Books lead to education.There are three things that you can do to help ensure your child will become a reader:
1) Read to him every day.
2) Have lots of books in your home.
3) Read, yourself.
The research is very consistent. Statistically, families that do these three things end up having kids who read.
Yesterday, the
Toronto Star ran an article about the benefits of having lots of books in your home.
Basically, the more books in the home, the more education the child is likely to get. The effect is very profound in less-developed countries like China and among low-income families.
"In China the study found a child whose parents own 500 books will average 6.6 more years of education than a child from a home without books. Amongst blacks in South Africa it is 4 years. In the U.S. the figure is 2.4 years. In Canada it is 1.6 years. According to Evans a child from a family rich in books is 19 percentage points more likely to complete university than a child who grew up without a home library." (-
Toronto Star.)
Why?
It's a statistical correlation. In other words, having books doesn't send a kid to university. But in homes with lots of books, kids tend to go to university.
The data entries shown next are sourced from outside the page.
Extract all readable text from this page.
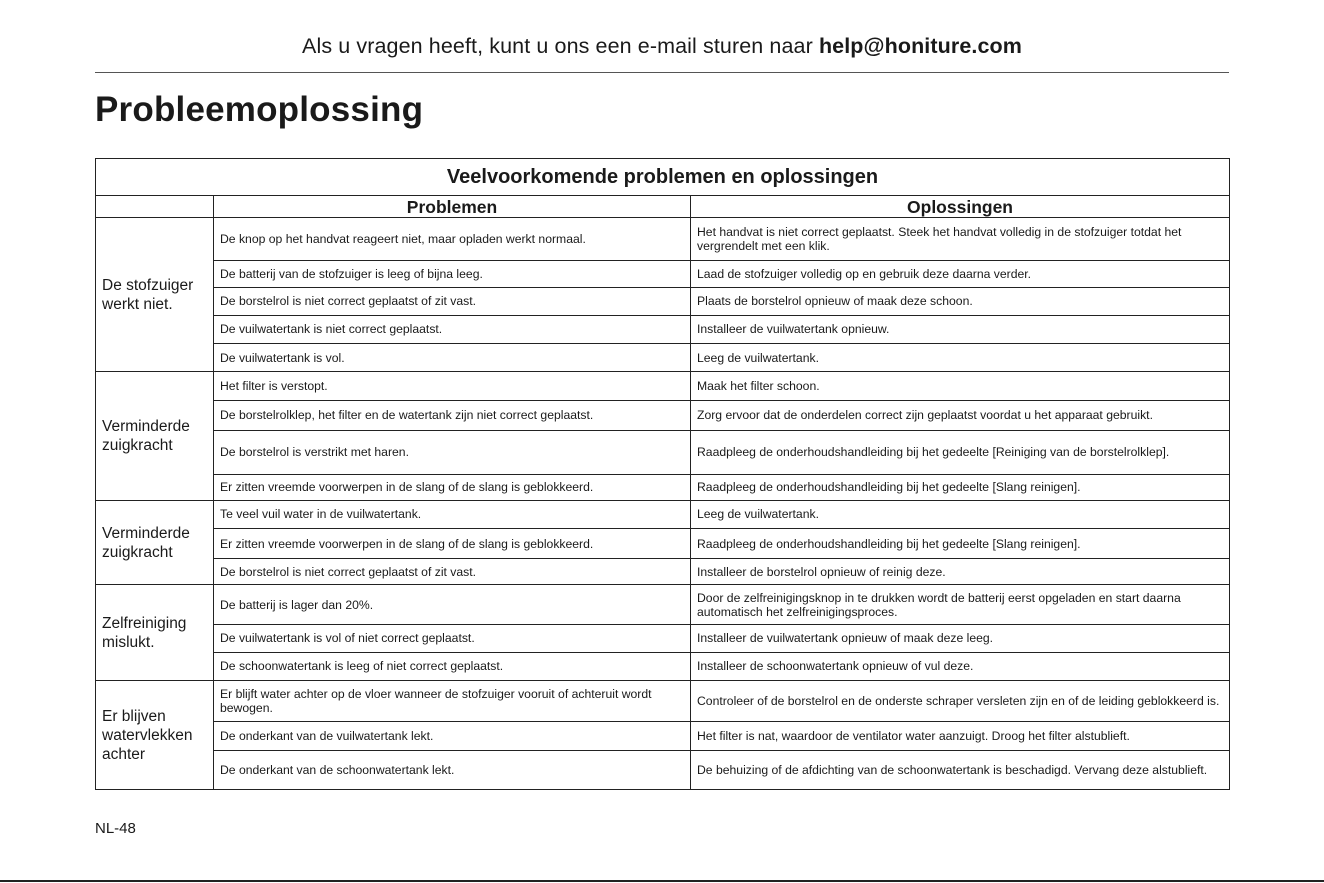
Als u vragen heeft, kunt u ons een e-mail sturen naar help@honiture.com
Probleemoplossing
Veelvoorkomende problemen en oplossingen		
	Problemen	Oplossingen
De stofzuiger werkt niet.	De knop op het handvat reageert niet, maar opladen werkt normaal.	Het handvat is niet correct geplaatst. Steek het handvat volledig in de stofzuiger totdat het vergrendelt met een klik.
	De batterij van de stofzuiger is leeg of bijna leeg.	Laad de stofzuiger volledig op en gebruik deze daarna verder.
	De borstelrol is niet correct geplaatst of zit vast.	Plaats de borstelrol opnieuw of maak deze schoon.
	De vuilwatertank is niet correct geplaatst.	Installeer de vuilwatertank opnieuw.
	De vuilwatertank is vol.	Leeg de vuilwatertank.
Verminderde zuigkracht	Het filter is verstopt.	Maak het filter schoon.
	De borstelrolklep, het filter en de watertank zijn niet correct geplaatst.	Zorg ervoor dat de onderdelen correct zijn geplaatst voordat u het apparaat gebruikt.
	De borstelrol is verstrikt met haren.	Raadpleeg de onderhoudshandleiding bij het gedeelte [Reiniging van de borstelrolklep].
	Er zitten vreemde voorwerpen in de slang of de slang is geblokkeerd.	Raadpleeg de onderhoudshandleiding bij het gedeelte [Slang reinigen].
Verminderde zuigkracht	Te veel vuil water in de vuilwatertank.	Leeg de vuilwatertank.
	Er zitten vreemde voorwerpen in de slang of de slang is geblokkeerd.	Raadpleeg de onderhoudshandleiding bij het gedeelte [Slang reinigen].
	De borstelrol is niet correct geplaatst of zit vast.	Installeer de borstelrol opnieuw of reinig deze.
Zelfreiniging mislukt.	De batterij is lager dan 20%.	Door de zelfreinigingsknop in te drukken wordt de batterij eerst opgeladen en start daarna automatisch het zelfreinigingsproces.
	De vuilwatertank is vol of niet correct geplaatst.	Installeer de vuilwatertank opnieuw of maak deze leeg.
	De schoonwatertank is leeg of niet correct geplaatst.	Installeer de schoonwatertank opnieuw of vul deze.
Er blijven watervlekken achter	Er blijft water achter op de vloer wanneer de stofzuiger vooruit of achteruit wordt bewogen.	Controleer of de borstelrol en de onderste schraper versleten zijn en of de leiding geblokkeerd is.
	De onderkant van de vuilwatertank lekt.	Het filter is nat, waardoor de ventilator water aanzuigt. Droog het filter alstublieft.
	De onderkant van de schoonwatertank lekt.	De behuizing of de afdichting van de schoonwatertank is beschadigd. Vervang deze alstublieft.
NL-48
And if parents are poor and uneducated, kids are much more likely to go to school longer when there are lots of books in the home.
There is another link, brilliantly outlined in the book
Freakanomics. When a child is surrounded by books, she feels entitled to them. Whether or not she even opens up a book at home, she becomes comfortable with them, understands them and feels that she is entitled to be in a place where there are lots of books - ie, a university.
The article and associated research also speaks to my third point - that reading, yourself, will get your child reading.
"If you get parents reading even a small amount, Evans said, you gain in cognition, learning capacities and vocabulary in children. “This study says having bookish parents no matter where they sit in social stratification if they stick to their books they can improve their children’s futures,” she said." (-
Toronto Star.)
So number one, read to your child every day.
Number two, give your child his own books.
Number three, read yourself.
Here is a link to
the article in The Star, by Debra Black.
And are some past GKR articles that talk about the three most important things parents can do to get their kids reading:
I know it sounds like I'm beating on the same drum--read to your child, scatter books, read yourself. But everything, everything I read about literacy points to the same things. It's like saying, "If you want to lose weight, eat less and exercise more." Yes, it's simple.
But yes, it's true.
Thank you to my wonderful husband for pointing this article out to me. Good get.